Num mesmo ano eu havia lido mais de cento e quarenta livros. Acordava com o
barulho de gado mugindo ao longe na vargem. Trabalhava da forma mais aplicada
possível no serviço público e voltava para casa para entregar-me novamente á leitura
e à música. Vivia para uma mulher com dedicação quase que religiosa. Eu sempre
executava Vivaldi no meu aparelho de som. Época maravilhosa aquela. Veneziano
por nascimento, Antonio Lucio Vivaldi era o primogênito dos sete filhos do
casal Gionanni Battista Vilvaldo, e cAmila Calicchio. Ordenado padre
em 1703, ficou impedido de celebrar a missa em decorrência de uma doença
crônica, provavelmente asma. Foi nomeado mestre de violino do "Ospedalle
della Pietà", uma instituição veneziana que acolhia crianças órfãs, famosa
por seu conservatório musical. Pensava comigo mesmo: Vivaldi ficou enclausurado
durante anos para se tornar padre e foi impedido por causa de uma doença que
adquiriu. Foi por uma razão alheia a sua vontade, mesmo estando em condições plenas
de fazê-lo. Tal qual eu, que nutria o sentimento mais sublime por Amália, mas
uma razão determinante me impedia de ficar ao seu lado o resto de meus dias.
Finalmente,
olhei Amália nos olhos e disse:
-
Não podemos mais estar juntos, meu amor.
-
O que? O que houve?
-
Não posso mais.
-
Não posso entender sua decisão. Há pouco nos amamos nessa mesma cama. O que
você está querendo fazer com o nosso amor?
-
Não agüento mais essa situação.
-
Você tem que entender que não estarei casada com ele para sempre. Ele não me dá
o divórcio, apesar de minha insistência diária.
-
O que me mata, Amália, é esse sentimento enorme que tenho por você. O ciúme que
me derrota. Todas as vezes que você volta para casa eu bebo novamente um cálice
amargo de insegurança e ciúme.
-
Espere mais uns dias que resolvo tudo.
-
Não posso mais. Estou te esperando resolver isso há quatro anos. Quero-a como
minha mulher, como minha amante. Quero-te totalmente.
-
Podemos fugir. Que me diz?
-
Fugir? Meu desvio moral de amar uma mulher casada já é o suficiente para me
condenar no tribunal de minha própria consciência.
-
Ninguém nos acharia.
-
Ninguém pode fugir de si mesmo.
-
Lá vem você de novo com essas palavras soltas.
-
Quem solta minhas palavras é você. Eu procuro corrigir meus procedimentos
morais, mas você me corrói a ética que construí por toda uma vida.
-
Você me ama. É por isso que não me deixa. – Percebi o sorriso no canto de sua
boca quando ela disse isso.
-
Eu te amo como amo minha própria vida. Amo você com uma intensidade descomunal.

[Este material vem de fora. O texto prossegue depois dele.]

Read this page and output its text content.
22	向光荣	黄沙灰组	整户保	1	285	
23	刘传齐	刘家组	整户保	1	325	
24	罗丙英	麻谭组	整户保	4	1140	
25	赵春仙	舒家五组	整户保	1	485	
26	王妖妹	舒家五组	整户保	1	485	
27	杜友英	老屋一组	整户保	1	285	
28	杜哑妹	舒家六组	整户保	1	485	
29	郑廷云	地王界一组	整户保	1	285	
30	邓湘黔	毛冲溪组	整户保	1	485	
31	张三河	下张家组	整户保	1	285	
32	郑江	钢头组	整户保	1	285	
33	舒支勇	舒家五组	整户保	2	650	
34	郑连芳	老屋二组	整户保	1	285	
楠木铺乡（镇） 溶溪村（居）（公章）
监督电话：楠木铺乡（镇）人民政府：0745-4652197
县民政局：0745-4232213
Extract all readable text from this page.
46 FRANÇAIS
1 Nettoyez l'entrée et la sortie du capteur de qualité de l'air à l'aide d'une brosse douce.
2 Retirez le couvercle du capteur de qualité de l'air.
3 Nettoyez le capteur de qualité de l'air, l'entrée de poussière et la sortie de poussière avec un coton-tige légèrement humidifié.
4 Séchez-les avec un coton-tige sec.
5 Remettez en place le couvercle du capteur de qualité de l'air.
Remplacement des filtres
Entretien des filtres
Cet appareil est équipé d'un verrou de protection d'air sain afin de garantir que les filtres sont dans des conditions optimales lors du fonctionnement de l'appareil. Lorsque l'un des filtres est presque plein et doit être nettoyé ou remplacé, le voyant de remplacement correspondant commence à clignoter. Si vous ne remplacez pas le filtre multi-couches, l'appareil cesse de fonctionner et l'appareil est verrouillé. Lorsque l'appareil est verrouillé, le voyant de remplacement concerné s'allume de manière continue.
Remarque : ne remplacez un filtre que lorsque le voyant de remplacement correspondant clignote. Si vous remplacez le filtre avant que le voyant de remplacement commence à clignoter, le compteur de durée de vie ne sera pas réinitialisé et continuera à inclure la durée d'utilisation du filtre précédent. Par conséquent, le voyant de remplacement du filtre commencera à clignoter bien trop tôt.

Mas você não brilha apenas no meu céu.
-
E como vamos resolver isso, meu amor?
-
Você precisa deixá-lo ou deixar-me, você pode resolver isso dessas duas
maneiras.
-
E minha filha? Ele nunca me deixaria partir com ela.
-
Sei que sua filha seja alguém que te permita desviar uma decisão. Mas o medo de
perdê-la para ele não pode ser razão de uma curva no seu caminho.
-
O que fazer? – Notei que as lágrimas desciam generosas dos olhos. Sua voz havia
embargado de vez. Soluçava e chorava compulsivamente.
-
Venha para mim. Traga sua filha. Abandone sua casa. Vamos ter um amor com
aprovação moral. A retidão das decisões e da forma de viver são importantes
para mim.
-
Ele não nos deixaria viver em paz.
-
Isso eu resolvo.
-
Está bem. Então me dá um beijo e me diz que nunca vai me deixar.
-
Você fica hoje e não volta mais para casa?
-
Sim, meu amor.
E
nos abraçamos com carinho e ficamos a nos amar, madrugada a dentro, protegidos
pelos deuses sublimes da madrugada.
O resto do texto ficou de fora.